You have the right to request us to erase any information we hold about you. Please note that we are legally obliged to hold medical records for 10 years.
•The right to restrict processing of personal data
You have the right to request limits on how we use your personal information however this is not an absolute right and only applies in certain circumstances.
• The right to data portability
Under certain circumstances you can request a copy of personal information held electronically so you can transfer it to a third party of your choice
• The right to object
You have the right to object to how your data is used and you can unsubscribe from marketing emails at any time by clicking the unsubscribe link in the email or contacting us directly.
• Rights in relation to automated decision-making and profiling
• Right to lodge a complaint with the ICO
If you feel that your personal information is not being used in the correct way then please do get in contact to allow us to rectify this immediately. Our contact details are at the end of this page.
Information Commissioner’s Office
Wycliffe House
Water Lane
Wilmslow
Cheshire
SK9 5AF
Tel: 0303 123 1113 (local rate) or 01625 545 745 (national rate)

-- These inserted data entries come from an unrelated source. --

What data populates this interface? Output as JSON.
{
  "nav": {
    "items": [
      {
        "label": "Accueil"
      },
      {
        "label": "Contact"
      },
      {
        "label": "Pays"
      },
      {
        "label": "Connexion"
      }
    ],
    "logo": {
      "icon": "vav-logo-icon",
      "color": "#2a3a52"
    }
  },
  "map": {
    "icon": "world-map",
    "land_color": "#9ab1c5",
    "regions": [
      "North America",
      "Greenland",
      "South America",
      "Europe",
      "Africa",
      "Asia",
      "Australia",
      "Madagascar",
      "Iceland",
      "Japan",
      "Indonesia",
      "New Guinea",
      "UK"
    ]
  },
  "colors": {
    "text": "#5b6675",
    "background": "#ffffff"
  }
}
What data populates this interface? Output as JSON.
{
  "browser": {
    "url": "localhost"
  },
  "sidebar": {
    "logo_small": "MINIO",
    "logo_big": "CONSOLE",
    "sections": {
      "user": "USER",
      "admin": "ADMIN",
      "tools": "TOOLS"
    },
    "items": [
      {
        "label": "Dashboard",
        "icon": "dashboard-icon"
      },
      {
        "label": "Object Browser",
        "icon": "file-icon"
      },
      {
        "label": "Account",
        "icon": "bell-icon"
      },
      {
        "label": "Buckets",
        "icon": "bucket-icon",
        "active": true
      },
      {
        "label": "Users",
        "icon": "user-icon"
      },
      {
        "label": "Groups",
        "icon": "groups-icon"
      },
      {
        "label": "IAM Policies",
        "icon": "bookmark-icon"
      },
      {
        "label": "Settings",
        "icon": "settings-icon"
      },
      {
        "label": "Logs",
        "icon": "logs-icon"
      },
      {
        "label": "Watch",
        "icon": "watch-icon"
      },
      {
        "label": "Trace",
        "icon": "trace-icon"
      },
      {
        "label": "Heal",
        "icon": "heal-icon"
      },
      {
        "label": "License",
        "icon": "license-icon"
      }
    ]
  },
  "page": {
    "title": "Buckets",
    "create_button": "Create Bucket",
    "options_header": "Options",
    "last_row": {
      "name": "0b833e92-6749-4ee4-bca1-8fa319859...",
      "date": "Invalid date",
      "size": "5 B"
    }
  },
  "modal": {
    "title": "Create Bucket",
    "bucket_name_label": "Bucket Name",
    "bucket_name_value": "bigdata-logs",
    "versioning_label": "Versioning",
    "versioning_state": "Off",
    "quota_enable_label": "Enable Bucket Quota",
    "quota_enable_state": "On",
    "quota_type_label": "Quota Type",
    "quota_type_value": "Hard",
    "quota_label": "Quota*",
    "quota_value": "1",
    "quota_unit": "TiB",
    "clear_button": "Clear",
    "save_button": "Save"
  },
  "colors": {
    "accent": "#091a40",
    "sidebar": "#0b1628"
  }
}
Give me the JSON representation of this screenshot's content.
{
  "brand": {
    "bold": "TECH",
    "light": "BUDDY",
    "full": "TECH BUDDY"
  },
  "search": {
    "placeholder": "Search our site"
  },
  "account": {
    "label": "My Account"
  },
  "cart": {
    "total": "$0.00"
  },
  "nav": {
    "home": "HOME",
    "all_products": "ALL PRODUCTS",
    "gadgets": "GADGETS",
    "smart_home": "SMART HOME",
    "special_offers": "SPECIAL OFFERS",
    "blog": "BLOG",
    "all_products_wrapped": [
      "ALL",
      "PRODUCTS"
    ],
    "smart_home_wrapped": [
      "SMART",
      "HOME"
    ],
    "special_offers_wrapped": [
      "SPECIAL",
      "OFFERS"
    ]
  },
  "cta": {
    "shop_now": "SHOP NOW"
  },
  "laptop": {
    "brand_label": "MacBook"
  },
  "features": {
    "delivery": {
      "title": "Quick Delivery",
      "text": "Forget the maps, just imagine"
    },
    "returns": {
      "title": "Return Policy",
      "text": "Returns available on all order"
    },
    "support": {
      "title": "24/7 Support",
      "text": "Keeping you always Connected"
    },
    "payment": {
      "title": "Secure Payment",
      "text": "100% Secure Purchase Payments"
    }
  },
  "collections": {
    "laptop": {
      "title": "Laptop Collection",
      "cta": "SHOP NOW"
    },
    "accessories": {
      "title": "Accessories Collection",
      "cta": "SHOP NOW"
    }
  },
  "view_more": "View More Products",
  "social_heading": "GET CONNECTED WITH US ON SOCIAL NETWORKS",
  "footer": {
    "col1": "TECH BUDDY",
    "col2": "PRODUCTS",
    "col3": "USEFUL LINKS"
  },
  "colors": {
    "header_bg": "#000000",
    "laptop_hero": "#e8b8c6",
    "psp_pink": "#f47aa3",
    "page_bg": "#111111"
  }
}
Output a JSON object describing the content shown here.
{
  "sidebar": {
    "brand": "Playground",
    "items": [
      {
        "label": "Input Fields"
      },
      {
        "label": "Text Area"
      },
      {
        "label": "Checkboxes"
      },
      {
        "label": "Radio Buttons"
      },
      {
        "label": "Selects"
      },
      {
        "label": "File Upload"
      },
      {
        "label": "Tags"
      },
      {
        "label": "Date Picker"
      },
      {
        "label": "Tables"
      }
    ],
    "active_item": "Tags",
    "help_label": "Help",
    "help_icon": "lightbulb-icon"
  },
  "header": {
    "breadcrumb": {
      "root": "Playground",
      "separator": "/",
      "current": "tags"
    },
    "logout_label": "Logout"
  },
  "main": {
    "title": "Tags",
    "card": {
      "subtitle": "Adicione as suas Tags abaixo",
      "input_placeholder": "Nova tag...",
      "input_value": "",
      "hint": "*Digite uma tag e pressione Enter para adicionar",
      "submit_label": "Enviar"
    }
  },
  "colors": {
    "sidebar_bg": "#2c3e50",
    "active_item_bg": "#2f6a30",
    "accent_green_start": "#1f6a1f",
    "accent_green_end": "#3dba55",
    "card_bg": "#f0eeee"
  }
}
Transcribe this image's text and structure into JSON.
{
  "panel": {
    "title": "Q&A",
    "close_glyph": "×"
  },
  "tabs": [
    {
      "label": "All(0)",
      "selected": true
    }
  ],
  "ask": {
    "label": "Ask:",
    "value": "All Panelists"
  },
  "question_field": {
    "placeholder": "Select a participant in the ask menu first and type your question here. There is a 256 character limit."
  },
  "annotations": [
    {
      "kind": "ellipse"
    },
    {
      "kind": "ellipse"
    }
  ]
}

Email: casework@ico.org.uk
​
Full details of your rights can be found at https://ico.org.uk/for-organisations/guide-to-the-general-data-protection-regulation-gdpr/individual-rights/
How we protect your information
We are committed to ensuring that your personal data is secure. In order to prevent unauthorised access or disclosure, we have put in place appropriate technical procedures to safeguard and secure the information we collect from you.
How to contact us
Please contact us if you have any questions about our privacy policy or information we hold about you.
Email: roseholistictreatments@gmail.com
Post: Rose Holistic Treatments, 9 Avondale Road, Bath BA1 3EG
​
Changes to our Privacy Policy
The policy is reviewed on a regular basis in line with any changes in the data protection law. This policy was last updated on 15 May 2018.
​
This Privacy Policy is not allowed to be copied or amended for use by any other person and remains the property of Rose Holistic Treatments at all times.